Sociodemographic correlates of cognition in the multi-ethnic study of atherosclerosis (MESA)

Authors: FITZPATRICK, ANNETTE - University Of Washington; RAPP, STEPHEN - Wake Forest School Of Medicine; LUCHSINGER, JOSE - Columbia University Medical Center; HILL-BRIGGS, FELICIA - Johns Hopkins University; ALONSO, ALVARO - University Of Minnesota; GOTTESMAN, REBECCA - Johns Hopkins University School Of Medicine; LEE, HOCHANG - Yale School Of Medicine; CARNETHON, MERCEDES - Northwestern University; LIU, KIANG - Northwestern University; WILLIAMS, KAYLEEN - University Of Washington; SHARRETT, RICHEY - Johns Hopkins School Of Public Health; FRAZIER-WOOD, ALEXIS - Children'S Nutrition Research Center (CNRC); LYKETSOS, CONSTANTINE - Johns Hopkins University; SEEMAN, TERESA - University Of California

Submitted to: The American Journal of Geriatric Psychiatry
Publication Type: Peer Reviewed Journal
Publication Acceptance Date: 1/13/2015
Publication Date: 7/1/2015
Citation: Fitzpatrick, A.L., Rapp, S.R., Luchsinger, J., Hill-Briggs, F., Alonso, A., Gottesman, R., Lee, H., Carnethon, M., Liu, K., Williams, K., Sharrett, R., Frazier-Wood, A., Lyketsos, C., Seeman, T. 2015. Sociodemographic correlates of cognition in the multi-ethnic study of atherosclerosis (MESA). The American Journal of Geriatric Psychiatry. 23(7):684-697.

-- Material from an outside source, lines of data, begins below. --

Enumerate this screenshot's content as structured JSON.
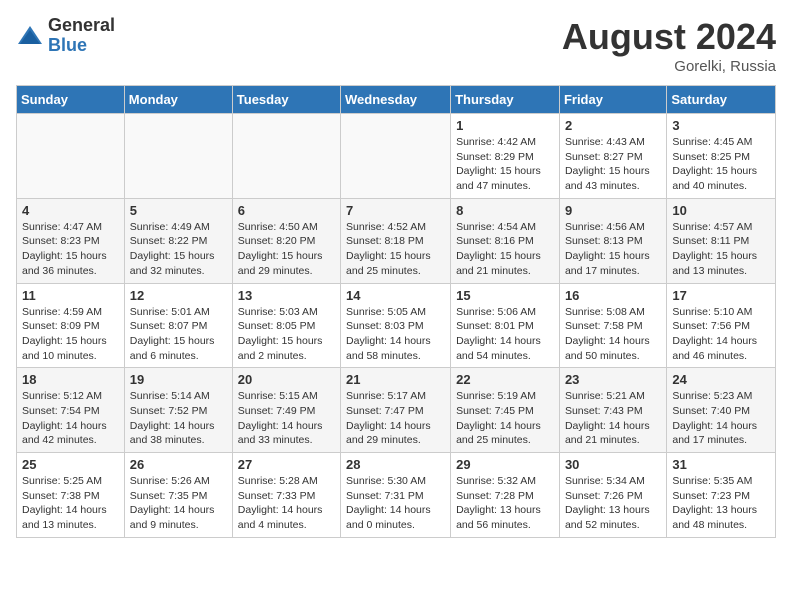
{
  "header": {
    "logo_general": "General",
    "logo_blue": "Blue",
    "month_year": "August 2024",
    "location": "Gorelki, Russia"
  },
  "weekdays": [
    "Sunday",
    "Monday",
    "Tuesday",
    "Wednesday",
    "Thursday",
    "Friday",
    "Saturday"
  ],
  "weeks": [
    [
      {
        "day": "",
        "info": ""
      },
      {
        "day": "",
        "info": ""
      },
      {
        "day": "",
        "info": ""
      },
      {
        "day": "",
        "info": ""
      },
      {
        "day": "1",
        "info": "Sunrise: 4:42 AM\nSunset: 8:29 PM\nDaylight: 15 hours\nand 47 minutes."
      },
      {
        "day": "2",
        "info": "Sunrise: 4:43 AM\nSunset: 8:27 PM\nDaylight: 15 hours\nand 43 minutes."
      },
      {
        "day": "3",
        "info": "Sunrise: 4:45 AM\nSunset: 8:25 PM\nDaylight: 15 hours\nand 40 minutes."
      }
    ],
    [
      {
        "day": "4",
        "info": "Sunrise: 4:47 AM\nSunset: 8:23 PM\nDaylight: 15 hours\nand 36 minutes."
      },
      {
        "day": "5",
        "info": "Sunrise: 4:49 AM\nSunset: 8:22 PM\nDaylight: 15 hours\nand 32 minutes."
      },
      {
        "day": "6",
        "info": "Sunrise: 4:50 AM\nSunset: 8:20 PM\nDaylight: 15 hours\nand 29 minutes."
      },
      {
        "day": "7",
        "info": "Sunrise: 4:52 AM\nSunset: 8:18 PM\nDaylight: 15 hours\nand 25 minutes."
      },
      {
        "day": "8",
        "info": "Sunrise: 4:54 AM\nSunset: 8:16 PM\nDaylight: 15 hours\nand 21 minutes."
      },
      {
        "day": "9",
        "info": "Sunrise: 4:56 AM\nSunset: 8:13 PM\nDaylight: 15 hours\nand 17 minutes."
      },
      {
        "day": "10",
        "info": "Sunrise: 4:57 AM\nSunset: 8:11 PM\nDaylight: 15 hours\nand 13 minutes."
      }
    ],
    [
      {
        "day": "11",
        "info": "Sunrise: 4:59 AM\nSunset: 8:09 PM\nDaylight: 15 hours\nand 10 minutes."
      },
      {
        "day": "12",
        "info": "Sunrise: 5:01 AM\nSunset: 8:07 PM\nDaylight: 15 hours\nand 6 minutes."
      },
      {
        "day": "13",
        "info": "Sunrise: 5:03 AM\nSunset: 8:05 PM\nDaylight: 15 hours\nand 2 minutes."
      },
      {
        "day": "14",
        "info": "Sunrise: 5:05 AM\nSunset: 8:03 PM\nDaylight: 14 hours\nand 58 minutes."
      },
      {
        "day": "15",
        "info": "Sunrise: 5:06 AM\nSunset: 8:01 PM\nDaylight: 14 hours\nand 54 minutes."
      },
      {
        "day": "16",
        "info": "Sunrise: 5:08 AM\nSunset: 7:58 PM\nDaylight: 14 hours\nand 50 minutes."
      },
      {
        "day": "17",
        "info": "Sunrise: 5:10 AM\nSunset: 7:56 PM\nDaylight: 14 hours\nand 46 minutes."
      }
    ],
    [
      {
        "day": "18",
        "info": "Sunrise: 5:12 AM\nSunset: 7:54 PM\nDaylight: 14 hours\nand 42 minutes."
      },
      {
        "day": "19",
        "info": "Sunrise: 5:14 AM\nSunset: 7:52 PM\nDaylight: 14 hours\nand 38 minutes."
      },
      {
        "day": "20",
        "info": "Sunrise: 5:15 AM\nSunset: 7:49 PM\nDaylight: 14 hours\nand 33 minutes."
      },
      {
        "day": "21",
        "info": "Sunrise: 5:17 AM\nSunset: 7:47 PM\nDaylight: 14 hours\nand 29 minutes."
      },
      {
        "day": "22",
        "info": "Sunrise: 5:19 AM\nSunset: 7:45 PM\nDaylight: 14 hours\nand 25 minutes."
      },
      {
        "day": "23",
        "info": "Sunrise: 5:21 AM\nSunset: 7:43 PM\nDaylight: 14 hours\nand 21 minutes."
      },
      {
        "day": "24",
        "info": "Sunrise: 5:23 AM\nSunset: 7:40 PM\nDaylight: 14 hours\nand 17 minutes."
      }
    ],
    [
      {
        "day": "25",
        "info": "Sunrise: 5:25 AM\nSunset: 7:38 PM\nDaylight: 14 hours\nand 13 minutes."
      },
      {
        "day": "26",
        "info": "Sunrise: 5:26 AM\nSunset: 7:35 PM\nDaylight: 14 hours\nand 9 minutes."
      },
      {
        "day": "27",
        "info": "Sunrise: 5:28 AM\nSunset: 7:33 PM\nDaylight: 14 hours\nand 4 minutes."
      },
      {
        "day": "28",
        "info": "Sunrise: 5:30 AM\nSunset: 7:31 PM\nDaylight: 14 hours\nand 0 minutes."
      },
      {
        "day": "29",
        "info": "Sunrise: 5:32 AM\nSunset: 7:28 PM\nDaylight: 13 hours\nand 56 minutes."
      },
      {
        "day": "30",
        "info": "Sunrise: 5:34 AM\nSunset: 7:26 PM\nDaylight: 13 hours\nand 52 minutes."
      },
      {
        "day": "31",
        "info": "Sunrise: 5:35 AM\nSunset: 7:23 PM\nDaylight: 13 hours\nand 48 minutes."
      }
    ]
  ]
}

Interpretive Summary: The Multi-Ethnic Study of Atherosclerosis (MESA) is a longitudinal study designed to better understand the causes and consequences of subclinical atherosclerosis. The baseline exam (Exam 1) was conducted around 2005, and at Exam 5 data on cognitive ability was collected for the first time. The goal of this paper was to describe the methodology utilized to evaluate cognitive function in and to present preliminary results by age, gender and race/ethnicity. We found that associations between socio-economic factors and cognitive functioning revealed that age, race/ethnicity, education, current occupational status, household income, health insurance type, household size, place of birth, years in U.S., generations in U.S., and the presence of a specific allele were significantly associated with performance on the cognitive tests although patterns varied by specific test, racial/ethnicity, and socio-cultural factors. These data provide a baseline understanding and description which will inform future MESA exams and more comprehensive analyses of the contributions of subclinical and clinical diseases to cognitive function and decline.

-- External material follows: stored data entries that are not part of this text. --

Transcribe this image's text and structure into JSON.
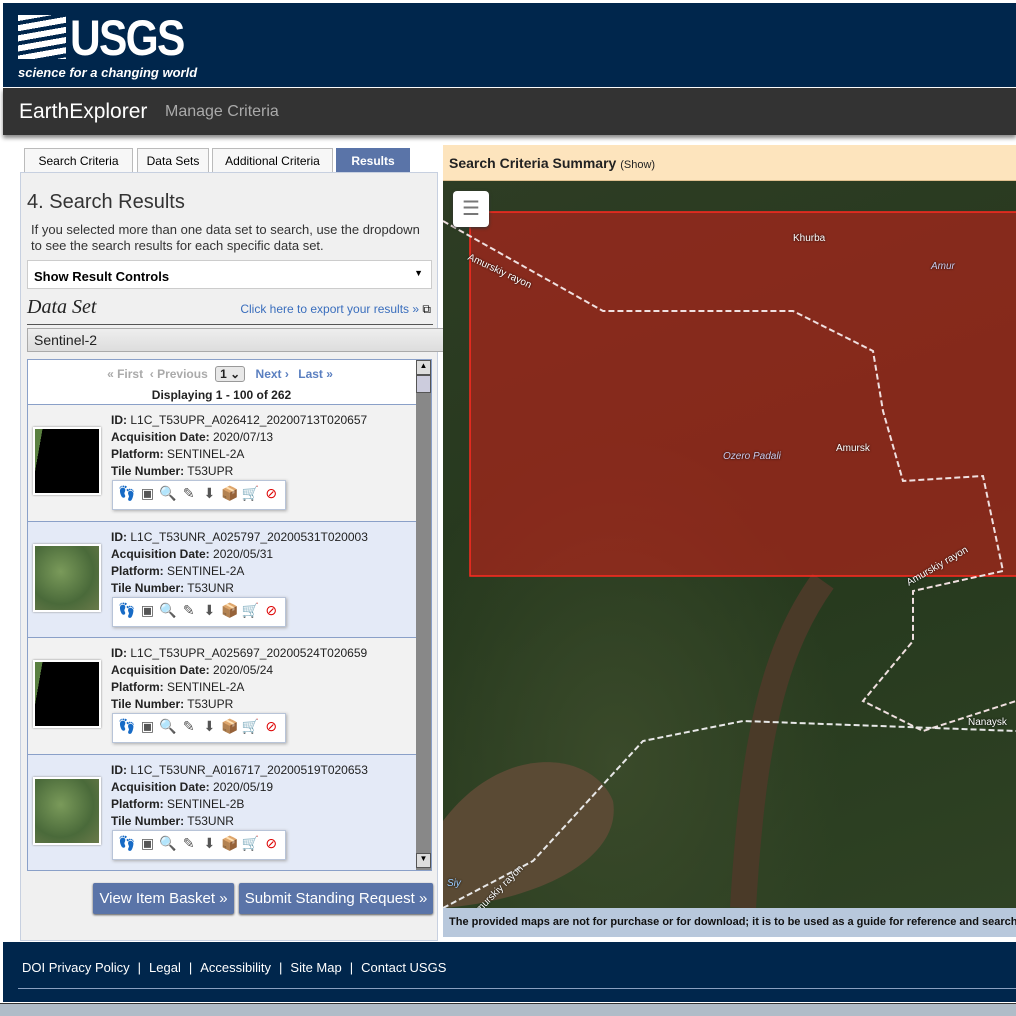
{
  "header": {
    "logo_text": "USGS",
    "logo_tagline": "science for a changing world"
  },
  "nav": {
    "title": "EarthExplorer",
    "manage": "Manage Criteria"
  },
  "tabs": [
    {
      "label": "Search Criteria"
    },
    {
      "label": "Data Sets"
    },
    {
      "label": "Additional Criteria"
    },
    {
      "label": "Results",
      "active": true
    }
  ],
  "panel": {
    "heading": "4. Search Results",
    "intro": "If you selected more than one data set to search, use the dropdown to see the search results for each specific data set.",
    "result_controls": "Show Result Controls",
    "dataset_label": "Data Set",
    "export_link": "Click here to export your results »",
    "dataset_selected": "Sentinel-2"
  },
  "pager": {
    "first": "« First",
    "previous": "‹ Previous",
    "page": "1",
    "next": "Next ›",
    "last": "Last »",
    "displaying": "Displaying 1 - 100 of 262"
  },
  "labels": {
    "id": "ID:",
    "date": "Acquisition Date:",
    "platform": "Platform:",
    "tile": "Tile Number:"
  },
  "results": [
    {
      "id": "L1C_T53UPR_A026412_20200713T020657",
      "date": "2020/07/13",
      "platform": "SENTINEL-2A",
      "tile": "T53UPR"
    },
    {
      "id": "L1C_T53UNR_A025797_20200531T020003",
      "date": "2020/05/31",
      "platform": "SENTINEL-2A",
      "tile": "T53UNR"
    },
    {
      "id": "L1C_T53UPR_A025697_20200524T020659",
      "date": "2020/05/24",
      "platform": "SENTINEL-2A",
      "tile": "T53UPR"
    },
    {
      "id": "L1C_T53UNR_A016717_20200519T020653",
      "date": "2020/05/19",
      "platform": "SENTINEL-2B",
      "tile": "T53UNR"
    }
  ],
  "result_icons": [
    "footprint-icon",
    "browse-overlay-icon",
    "compare-browse-icon",
    "metadata-icon",
    "download-icon",
    "bulk-download-icon",
    "cart-icon",
    "exclude-icon"
  ],
  "buttons": {
    "basket": "View Item Basket »",
    "standing": "Submit Standing Request »"
  },
  "map": {
    "summary_title": "Search Criteria Summary",
    "summary_show": "(Show)",
    "places": [
      "Khurba",
      "Amur",
      "Amurskiy rayon",
      "Amursk",
      "Ozero Padali",
      "Amurskiy rayon",
      "Nanaysk",
      "Siy",
      "Amurskiy rayon"
    ],
    "note": "The provided maps are not for purchase or for download; it is to be used as a guide for reference and search",
    "aoi_color": "#c0201a"
  },
  "footer": {
    "links": [
      "DOI Privacy Policy",
      "Legal",
      "Accessibility",
      "Site Map",
      "Contact USGS"
    ]
  }
}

Technical Abstract: Our objective was to describe the methodology utilized to evaluate cognitive function in the Multi-Ethnic Study of Atherosclerosis (MESA) and to present preliminary results by age, sex, and race/ethnicity. Cross-sectional measurements of a prospective observational cohort. Residents of 6 U.S. communities free of cardiovasculardisease at baseline (2000-02). 4,591 adults who completed the fifth MESA clinical examination in 2011-12; mean age 70.3 (SD: 9.5) years, 53.1% women, 40.7% non-Hispanic white, 26.4% non-Hispanic black, 21.4% Hispanic, and 11.5% Chinese. The cognitive battery consisted of the Cognitive Abilities Screening Instrument (version 2) to evaluate global cognition, the Digit Symbol Code for processing speed and Digit Spans Forward and Backward to assess memory. The demographic, socioeconomic, and cultural covariates were also collected for descriptive statistics and multivariate modeling. Associations between socioeconomic factors and cognition revealed that age, race/ethnicity, education, occupational status, household income, health insurance type, household size, place of birth, years and generation in U.S., and the presence of the ApoE4 allele were significantly associated with performance on the cognitive tests, although patterns varied by specific test, racial/ethnicity, and sociocultural factors. As many of the influencing cultural and socioeconomic factors measured here are complex, multifactorial, and may not be adequately quantified, caution has been recommended with regard to comparison and interpretation of racial/ethnic group performance differences from these cross-sectional models. These data provide a baseline for future exams and more comprehensive longitudinal analyses of the contributions of subclinical and clinical diseases to cognitive function and decline.